Generally, one model has a lot of variations, which are reflected by the number that comes after a model's name.

For example, in our case, we are working with ResNetV2_50, but there are also ResNetV2_101, ResNetV2_152, etc. The number here represents the number of layers in the ResNet architecture, the higher the number, the more layers there are and the more complex and big the model is.

For EfficientNetV2, there are also different variations. We are working with EfficientNetV2 that was trained on [ImageNet](https://www.image-net.org/)1k (1k means it was trained of 1000 classes of images, there is also 21k) with a size of B0, but there are also B1, B2, B3, etc. that contain more layers.

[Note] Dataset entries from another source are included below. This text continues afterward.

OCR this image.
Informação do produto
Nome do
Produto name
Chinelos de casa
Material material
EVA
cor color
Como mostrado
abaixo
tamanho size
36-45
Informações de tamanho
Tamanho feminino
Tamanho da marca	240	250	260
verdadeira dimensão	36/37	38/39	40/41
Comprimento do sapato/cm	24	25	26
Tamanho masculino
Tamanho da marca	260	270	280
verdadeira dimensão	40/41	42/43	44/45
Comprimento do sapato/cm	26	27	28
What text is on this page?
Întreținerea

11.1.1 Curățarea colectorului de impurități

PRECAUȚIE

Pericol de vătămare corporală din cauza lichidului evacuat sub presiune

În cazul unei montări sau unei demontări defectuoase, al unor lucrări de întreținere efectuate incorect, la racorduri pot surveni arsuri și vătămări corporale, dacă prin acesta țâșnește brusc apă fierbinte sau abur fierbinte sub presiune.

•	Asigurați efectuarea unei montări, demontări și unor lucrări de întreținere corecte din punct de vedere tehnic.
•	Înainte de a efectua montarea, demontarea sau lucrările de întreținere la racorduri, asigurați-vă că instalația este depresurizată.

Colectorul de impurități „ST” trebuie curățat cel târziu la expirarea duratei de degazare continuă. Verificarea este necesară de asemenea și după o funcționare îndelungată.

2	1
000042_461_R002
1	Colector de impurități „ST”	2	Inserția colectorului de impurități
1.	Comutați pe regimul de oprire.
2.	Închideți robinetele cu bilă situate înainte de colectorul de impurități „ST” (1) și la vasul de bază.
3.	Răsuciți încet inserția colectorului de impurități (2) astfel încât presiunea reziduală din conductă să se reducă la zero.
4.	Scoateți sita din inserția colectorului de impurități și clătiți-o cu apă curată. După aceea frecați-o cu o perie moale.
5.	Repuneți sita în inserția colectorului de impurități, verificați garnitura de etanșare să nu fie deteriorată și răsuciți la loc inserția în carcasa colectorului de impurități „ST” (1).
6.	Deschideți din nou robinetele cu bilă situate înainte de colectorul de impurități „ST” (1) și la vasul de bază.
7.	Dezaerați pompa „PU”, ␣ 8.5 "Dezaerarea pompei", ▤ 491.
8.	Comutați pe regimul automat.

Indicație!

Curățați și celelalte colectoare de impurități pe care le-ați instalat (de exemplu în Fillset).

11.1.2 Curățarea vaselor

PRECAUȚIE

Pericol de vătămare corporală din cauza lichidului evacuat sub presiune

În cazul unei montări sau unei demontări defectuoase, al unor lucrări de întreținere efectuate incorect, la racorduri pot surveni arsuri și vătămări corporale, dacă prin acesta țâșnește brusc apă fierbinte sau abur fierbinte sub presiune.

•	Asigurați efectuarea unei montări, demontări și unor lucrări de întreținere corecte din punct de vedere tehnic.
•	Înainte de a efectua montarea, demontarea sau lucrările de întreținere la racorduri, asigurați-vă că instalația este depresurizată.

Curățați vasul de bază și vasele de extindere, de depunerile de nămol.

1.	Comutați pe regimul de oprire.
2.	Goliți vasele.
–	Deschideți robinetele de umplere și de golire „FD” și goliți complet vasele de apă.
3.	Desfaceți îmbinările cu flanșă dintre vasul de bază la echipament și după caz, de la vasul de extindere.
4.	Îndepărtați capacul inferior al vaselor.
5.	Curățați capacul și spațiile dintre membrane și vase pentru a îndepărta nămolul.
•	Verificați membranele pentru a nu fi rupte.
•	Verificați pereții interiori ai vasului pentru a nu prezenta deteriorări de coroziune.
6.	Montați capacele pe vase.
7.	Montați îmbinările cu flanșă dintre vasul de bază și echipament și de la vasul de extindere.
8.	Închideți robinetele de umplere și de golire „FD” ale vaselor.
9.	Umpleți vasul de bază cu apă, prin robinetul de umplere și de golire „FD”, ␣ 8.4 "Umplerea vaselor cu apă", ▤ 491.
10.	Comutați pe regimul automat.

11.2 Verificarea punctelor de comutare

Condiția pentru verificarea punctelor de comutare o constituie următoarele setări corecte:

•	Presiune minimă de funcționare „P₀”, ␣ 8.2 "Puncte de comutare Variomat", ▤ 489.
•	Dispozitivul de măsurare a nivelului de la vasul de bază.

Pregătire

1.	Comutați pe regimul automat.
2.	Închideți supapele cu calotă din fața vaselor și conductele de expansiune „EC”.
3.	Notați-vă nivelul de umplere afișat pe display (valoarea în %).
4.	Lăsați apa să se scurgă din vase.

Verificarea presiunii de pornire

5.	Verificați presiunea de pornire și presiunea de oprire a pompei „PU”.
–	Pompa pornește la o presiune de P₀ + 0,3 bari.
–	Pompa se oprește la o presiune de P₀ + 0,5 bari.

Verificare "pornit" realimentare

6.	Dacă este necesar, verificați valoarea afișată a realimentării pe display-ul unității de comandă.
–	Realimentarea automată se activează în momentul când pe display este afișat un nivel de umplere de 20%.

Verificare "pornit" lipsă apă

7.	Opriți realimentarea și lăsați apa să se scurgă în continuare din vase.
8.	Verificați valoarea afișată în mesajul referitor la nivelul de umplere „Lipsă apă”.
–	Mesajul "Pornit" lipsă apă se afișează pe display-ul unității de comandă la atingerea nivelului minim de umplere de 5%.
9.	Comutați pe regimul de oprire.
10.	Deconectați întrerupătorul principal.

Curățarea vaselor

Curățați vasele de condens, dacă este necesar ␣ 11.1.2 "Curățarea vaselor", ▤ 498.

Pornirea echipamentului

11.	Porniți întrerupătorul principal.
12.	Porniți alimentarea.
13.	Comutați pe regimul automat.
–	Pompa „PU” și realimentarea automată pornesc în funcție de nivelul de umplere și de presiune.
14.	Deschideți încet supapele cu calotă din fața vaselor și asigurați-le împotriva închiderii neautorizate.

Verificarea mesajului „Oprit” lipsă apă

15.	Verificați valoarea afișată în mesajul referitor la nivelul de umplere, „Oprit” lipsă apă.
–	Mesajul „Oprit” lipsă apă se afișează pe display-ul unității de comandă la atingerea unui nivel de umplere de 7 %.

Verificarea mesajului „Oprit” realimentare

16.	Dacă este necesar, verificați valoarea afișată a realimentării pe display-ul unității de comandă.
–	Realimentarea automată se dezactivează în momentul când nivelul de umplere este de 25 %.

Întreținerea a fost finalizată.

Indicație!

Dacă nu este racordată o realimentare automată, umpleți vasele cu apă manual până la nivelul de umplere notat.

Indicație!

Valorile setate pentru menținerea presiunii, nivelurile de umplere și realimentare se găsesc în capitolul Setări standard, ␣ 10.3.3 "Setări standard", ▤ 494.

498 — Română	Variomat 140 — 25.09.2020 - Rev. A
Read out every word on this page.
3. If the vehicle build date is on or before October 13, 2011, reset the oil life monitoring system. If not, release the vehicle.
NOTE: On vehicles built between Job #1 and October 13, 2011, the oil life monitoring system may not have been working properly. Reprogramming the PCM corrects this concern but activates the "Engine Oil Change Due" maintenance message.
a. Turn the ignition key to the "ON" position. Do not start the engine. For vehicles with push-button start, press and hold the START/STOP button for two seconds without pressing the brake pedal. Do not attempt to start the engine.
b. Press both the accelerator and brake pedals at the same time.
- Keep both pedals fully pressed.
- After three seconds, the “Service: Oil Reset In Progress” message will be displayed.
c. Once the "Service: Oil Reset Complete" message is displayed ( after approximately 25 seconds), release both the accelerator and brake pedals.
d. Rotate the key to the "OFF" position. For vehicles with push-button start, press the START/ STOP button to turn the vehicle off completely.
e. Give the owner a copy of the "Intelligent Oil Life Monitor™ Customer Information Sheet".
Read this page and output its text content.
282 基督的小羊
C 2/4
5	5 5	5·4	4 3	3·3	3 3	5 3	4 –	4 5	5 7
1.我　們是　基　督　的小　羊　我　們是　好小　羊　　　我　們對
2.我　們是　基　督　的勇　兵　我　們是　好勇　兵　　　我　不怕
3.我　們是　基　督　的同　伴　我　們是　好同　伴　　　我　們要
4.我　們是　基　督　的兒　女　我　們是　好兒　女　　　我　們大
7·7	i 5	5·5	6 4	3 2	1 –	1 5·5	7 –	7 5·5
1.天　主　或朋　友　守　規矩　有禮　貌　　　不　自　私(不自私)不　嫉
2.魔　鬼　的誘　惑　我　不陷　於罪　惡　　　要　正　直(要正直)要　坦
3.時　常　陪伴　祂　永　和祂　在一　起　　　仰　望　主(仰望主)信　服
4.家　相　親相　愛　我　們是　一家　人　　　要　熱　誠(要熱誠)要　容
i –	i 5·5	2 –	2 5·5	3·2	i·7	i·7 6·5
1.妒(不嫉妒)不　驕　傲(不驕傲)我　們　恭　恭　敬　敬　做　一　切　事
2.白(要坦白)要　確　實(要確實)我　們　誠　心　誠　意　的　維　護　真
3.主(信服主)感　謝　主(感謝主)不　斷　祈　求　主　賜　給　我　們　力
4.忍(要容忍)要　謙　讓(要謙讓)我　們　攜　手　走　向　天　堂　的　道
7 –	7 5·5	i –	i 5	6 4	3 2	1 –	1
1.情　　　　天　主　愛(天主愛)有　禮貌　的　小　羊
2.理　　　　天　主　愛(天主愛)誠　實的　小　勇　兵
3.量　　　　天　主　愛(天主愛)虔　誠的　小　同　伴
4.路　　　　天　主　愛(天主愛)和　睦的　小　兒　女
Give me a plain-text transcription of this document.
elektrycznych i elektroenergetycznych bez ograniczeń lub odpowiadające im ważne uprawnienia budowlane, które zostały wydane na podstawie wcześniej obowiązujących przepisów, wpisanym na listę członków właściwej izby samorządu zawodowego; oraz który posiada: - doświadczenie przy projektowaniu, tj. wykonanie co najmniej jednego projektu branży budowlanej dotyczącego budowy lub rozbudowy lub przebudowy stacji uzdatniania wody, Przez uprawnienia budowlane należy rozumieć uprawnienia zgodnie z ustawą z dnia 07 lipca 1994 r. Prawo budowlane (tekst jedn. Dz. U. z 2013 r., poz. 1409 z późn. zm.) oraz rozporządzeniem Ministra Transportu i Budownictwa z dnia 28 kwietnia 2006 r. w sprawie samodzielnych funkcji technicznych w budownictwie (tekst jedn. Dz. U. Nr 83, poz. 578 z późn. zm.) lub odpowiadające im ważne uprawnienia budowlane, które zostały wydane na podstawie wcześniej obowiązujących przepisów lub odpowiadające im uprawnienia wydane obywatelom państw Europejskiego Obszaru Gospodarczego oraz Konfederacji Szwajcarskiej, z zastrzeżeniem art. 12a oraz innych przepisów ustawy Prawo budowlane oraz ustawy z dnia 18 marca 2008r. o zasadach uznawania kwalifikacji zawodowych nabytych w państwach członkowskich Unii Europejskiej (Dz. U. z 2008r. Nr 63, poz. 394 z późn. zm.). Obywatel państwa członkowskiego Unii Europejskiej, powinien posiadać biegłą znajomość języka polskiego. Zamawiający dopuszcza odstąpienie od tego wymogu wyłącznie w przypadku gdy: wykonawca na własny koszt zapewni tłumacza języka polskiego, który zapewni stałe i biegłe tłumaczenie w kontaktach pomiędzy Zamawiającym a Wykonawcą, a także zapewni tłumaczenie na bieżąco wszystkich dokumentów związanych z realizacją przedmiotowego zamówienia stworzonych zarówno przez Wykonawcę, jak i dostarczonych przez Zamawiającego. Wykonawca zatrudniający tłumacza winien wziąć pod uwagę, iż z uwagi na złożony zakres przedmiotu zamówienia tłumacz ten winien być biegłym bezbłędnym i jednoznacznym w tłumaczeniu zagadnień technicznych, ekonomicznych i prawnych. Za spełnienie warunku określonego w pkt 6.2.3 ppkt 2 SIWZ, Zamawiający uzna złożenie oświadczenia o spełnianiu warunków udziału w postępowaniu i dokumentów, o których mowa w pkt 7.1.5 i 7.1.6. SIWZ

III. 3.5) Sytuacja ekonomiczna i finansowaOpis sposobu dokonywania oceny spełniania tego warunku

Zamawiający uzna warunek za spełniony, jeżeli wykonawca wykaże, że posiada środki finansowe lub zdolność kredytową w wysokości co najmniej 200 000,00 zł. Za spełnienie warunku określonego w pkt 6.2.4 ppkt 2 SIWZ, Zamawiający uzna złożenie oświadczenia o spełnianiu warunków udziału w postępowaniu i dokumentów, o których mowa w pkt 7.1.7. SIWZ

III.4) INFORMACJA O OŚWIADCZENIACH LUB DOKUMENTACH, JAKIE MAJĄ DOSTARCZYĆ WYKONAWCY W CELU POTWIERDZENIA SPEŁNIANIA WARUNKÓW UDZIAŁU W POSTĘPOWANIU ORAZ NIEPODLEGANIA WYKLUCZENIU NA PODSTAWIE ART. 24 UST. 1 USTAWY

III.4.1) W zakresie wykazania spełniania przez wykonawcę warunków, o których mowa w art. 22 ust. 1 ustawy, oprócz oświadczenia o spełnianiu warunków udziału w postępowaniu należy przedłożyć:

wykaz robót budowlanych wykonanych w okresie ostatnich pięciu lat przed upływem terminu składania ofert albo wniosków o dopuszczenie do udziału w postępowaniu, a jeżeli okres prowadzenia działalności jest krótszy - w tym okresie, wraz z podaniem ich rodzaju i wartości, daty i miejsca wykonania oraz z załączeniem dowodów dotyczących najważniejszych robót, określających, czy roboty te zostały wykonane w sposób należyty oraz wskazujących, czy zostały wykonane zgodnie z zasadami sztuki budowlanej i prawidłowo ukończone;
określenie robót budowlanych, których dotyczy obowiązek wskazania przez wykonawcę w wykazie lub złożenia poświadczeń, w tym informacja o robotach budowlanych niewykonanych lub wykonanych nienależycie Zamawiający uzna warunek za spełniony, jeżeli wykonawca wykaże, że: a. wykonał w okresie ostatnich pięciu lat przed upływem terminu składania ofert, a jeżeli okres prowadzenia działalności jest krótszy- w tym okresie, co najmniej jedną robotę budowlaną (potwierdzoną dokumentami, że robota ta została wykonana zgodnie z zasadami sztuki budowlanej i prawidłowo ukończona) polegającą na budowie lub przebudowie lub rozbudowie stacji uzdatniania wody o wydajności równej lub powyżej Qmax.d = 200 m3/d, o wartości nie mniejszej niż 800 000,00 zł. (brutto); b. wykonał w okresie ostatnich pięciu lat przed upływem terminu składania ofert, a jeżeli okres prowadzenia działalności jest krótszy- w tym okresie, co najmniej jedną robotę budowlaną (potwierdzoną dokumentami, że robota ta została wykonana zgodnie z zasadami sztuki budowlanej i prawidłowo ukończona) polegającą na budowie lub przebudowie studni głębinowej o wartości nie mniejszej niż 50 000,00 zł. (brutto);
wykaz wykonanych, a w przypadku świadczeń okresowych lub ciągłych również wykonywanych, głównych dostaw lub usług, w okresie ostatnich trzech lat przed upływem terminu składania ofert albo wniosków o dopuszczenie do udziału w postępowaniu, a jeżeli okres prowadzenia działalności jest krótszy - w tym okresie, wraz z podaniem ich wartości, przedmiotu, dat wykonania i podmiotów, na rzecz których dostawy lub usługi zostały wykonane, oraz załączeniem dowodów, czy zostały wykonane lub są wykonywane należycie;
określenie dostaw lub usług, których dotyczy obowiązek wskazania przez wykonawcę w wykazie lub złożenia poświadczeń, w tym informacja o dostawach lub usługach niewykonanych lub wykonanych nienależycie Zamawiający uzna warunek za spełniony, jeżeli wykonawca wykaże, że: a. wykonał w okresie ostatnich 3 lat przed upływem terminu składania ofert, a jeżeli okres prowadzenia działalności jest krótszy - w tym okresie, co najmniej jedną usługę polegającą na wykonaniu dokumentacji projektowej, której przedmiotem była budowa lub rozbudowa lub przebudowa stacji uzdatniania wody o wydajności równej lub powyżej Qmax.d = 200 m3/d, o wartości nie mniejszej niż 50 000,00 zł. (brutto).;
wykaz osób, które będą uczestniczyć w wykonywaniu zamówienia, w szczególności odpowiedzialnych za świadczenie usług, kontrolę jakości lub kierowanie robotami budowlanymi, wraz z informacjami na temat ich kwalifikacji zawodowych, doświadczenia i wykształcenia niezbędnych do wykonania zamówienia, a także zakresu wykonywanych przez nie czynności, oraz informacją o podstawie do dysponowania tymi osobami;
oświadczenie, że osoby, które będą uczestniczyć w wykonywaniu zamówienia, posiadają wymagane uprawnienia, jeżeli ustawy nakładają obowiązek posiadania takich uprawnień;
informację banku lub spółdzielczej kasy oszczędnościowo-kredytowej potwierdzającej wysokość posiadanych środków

All of these variations can be accessed through the TensorFlow Hub.

In [16]:
# Creating a ResNetV2 model using the function created aboce
resnet_model = create_model(resnetv2_url,
                            num_classes = len(class_names))

In [25]:
# Getting a summary of the model
resnet_model.summary()

Model: "sequential_2"
_________________________________________________________________
 Layer (type)                Output Shape              Param #   
 rescaling_1 (Rescaling)     (None, 224, 224, 3)       0         
                                                                 
 feature_extraction_layer (  (None, 2048)              23564800  
 KerasLayer)                                                     
                                                                 
 output_layer (Dense)        (None, 10)                20490     
                                                                 
Total params: 23585290 (89.97 MB)
Trainable params: 20490 (80.04 KB)
Non-trainable params: 23564800 (89.89 MB)
_________________________________________________________________


In [18]:
# Compiling the model
resnet_model.compile(loss = 'categorical_crossentropy',
                     optimizer = tf.keras.optimizers.Adam(),
                     metrics = ['accuracy'])

In [19]:
# Fitting the model and attaching a TensorBoard callback to it
resnet_hitsory = resnet_model.fit(train_data,
                                  epochs = 5,
                                  steps_per_epoch = len(train_data),
                                  validation_data = test_data,
                                  validation_steps = len(test_data),
                                  callbacks = [create_tb_callback(dir_name = 'tf_hub',
                                                                  experiment_name = 'resnet50V2')])

Creating a TensorBoard log in tf_hub/resnet50V2/20240628-181223
Epoch 1/5
Epoch 2/5
Epoch 3/5
Epoch 4/5
Epoch 5/5


Already we can see a huge improvement over any model we've built previously! We managed to get a 78.16% validation accuracy as opposed to the ~30% accuracy we got from TinyVGG. All that while training on only 10% of the data, and for way less time (since we're only training the output layer).